The company has now finished deploying the VoIP system for 1,800
employees in five main offices across the country.
To prepare for the change, it had to replace its existing frame
relay network ready to carry high-quality voice and data traffic
with MPLS. The network was provided by its incumbent telecoms
operator, Cable and Wireless.
"MPLS was an essential forerunner for VoIP and has the unique
feature of quality of service [QoS] which allows for voice transfer
without getting broken services," said Richard Hodkinson, IT and
operations director at Irwin Mitchell.
With the move to MPLS came a switch in the company's network
topology, away from a star topology centring on its main Sheffield
office, and towards a more resilient one where every site is
connected to every other in a mesh configuration.

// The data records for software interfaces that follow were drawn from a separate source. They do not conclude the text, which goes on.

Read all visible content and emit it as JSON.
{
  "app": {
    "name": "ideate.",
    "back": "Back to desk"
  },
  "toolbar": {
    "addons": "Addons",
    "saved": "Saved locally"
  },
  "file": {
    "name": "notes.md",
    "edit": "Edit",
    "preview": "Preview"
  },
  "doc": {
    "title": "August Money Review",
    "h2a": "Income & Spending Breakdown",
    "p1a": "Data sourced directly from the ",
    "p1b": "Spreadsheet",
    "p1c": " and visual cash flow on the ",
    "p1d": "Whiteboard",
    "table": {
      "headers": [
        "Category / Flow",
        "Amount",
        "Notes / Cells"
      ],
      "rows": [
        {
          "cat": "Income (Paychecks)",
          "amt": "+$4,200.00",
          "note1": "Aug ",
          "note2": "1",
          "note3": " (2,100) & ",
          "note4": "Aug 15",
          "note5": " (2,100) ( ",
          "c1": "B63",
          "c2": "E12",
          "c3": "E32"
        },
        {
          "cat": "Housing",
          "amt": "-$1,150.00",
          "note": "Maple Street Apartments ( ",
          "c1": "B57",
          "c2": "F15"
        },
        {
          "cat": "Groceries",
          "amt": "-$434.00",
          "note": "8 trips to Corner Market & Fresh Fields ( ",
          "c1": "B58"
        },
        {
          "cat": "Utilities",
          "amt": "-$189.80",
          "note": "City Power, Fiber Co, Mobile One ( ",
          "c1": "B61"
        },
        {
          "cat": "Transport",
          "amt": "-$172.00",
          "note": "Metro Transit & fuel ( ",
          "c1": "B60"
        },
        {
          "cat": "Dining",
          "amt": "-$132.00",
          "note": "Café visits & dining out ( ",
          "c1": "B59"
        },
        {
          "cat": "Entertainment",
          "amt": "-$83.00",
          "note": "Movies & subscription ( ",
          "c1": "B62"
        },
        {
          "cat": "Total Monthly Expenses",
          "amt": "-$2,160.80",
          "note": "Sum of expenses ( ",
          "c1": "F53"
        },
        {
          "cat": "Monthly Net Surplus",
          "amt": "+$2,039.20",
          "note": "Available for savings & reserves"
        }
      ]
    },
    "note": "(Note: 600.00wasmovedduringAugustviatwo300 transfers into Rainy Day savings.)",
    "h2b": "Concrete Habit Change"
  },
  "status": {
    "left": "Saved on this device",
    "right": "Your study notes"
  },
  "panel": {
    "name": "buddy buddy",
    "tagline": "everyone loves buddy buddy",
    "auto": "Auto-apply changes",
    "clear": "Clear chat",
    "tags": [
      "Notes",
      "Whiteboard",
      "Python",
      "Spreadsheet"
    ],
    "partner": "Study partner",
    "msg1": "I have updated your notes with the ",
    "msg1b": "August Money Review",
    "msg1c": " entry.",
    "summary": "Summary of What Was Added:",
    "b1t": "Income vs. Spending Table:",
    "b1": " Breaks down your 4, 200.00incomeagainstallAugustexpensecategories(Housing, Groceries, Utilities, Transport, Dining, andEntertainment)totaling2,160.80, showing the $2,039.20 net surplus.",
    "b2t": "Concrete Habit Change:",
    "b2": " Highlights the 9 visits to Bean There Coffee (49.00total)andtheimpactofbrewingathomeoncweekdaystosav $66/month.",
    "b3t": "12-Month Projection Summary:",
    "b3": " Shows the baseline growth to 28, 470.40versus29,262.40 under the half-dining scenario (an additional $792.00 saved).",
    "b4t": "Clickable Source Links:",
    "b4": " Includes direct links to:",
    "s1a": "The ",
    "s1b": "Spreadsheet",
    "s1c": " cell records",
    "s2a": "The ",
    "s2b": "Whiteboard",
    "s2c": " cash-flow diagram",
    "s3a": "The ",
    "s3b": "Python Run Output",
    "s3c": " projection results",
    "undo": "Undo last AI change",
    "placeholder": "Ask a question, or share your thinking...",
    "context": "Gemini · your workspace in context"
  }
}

The company linked five main offices: Sheffield, Newcastle,
Birmingham, Leeds and London, with the principal offices in
Sheffield moving to a single state-of-the-art building housing
1,000 people. It also connected its satellite office in Marbella to
the network.
"Everyone's become more risk-conscious and business continuity was
a requirement," said Hodkinson. "With MPLS, if Sheffield was lost,
we'd still have a telephone network. Also, each site could have its
own internet connection, which reduces traffic between sites, and
you get continuity of service and better performance."
He added that MPLS provides more bandwidth but does cost more -
about 500,000 more than the previous network. "But you get network
bandwidth, resilience and QoS."
Soon after the network was ready, the law firm completed its
migration to VoIP, with Cisco call managers and Cisco IP Contact
Center (IPCC), which routes calls and carries out
network-to-desktop computer telephony integration (CTI). Each of
the 1,800 employees received handsets.
Hodkinson said that VoIP products had matured to such a degree that
the risks of adoption were low. "Cost savings weren't the driver
for VoIP, and the unified messaging and other features were not
enough to drive usage," he said.
Hodkinson added that it was time to retire the firm's ageing
Meridian, BT and Nortel PBXs, which were well over 10 years old.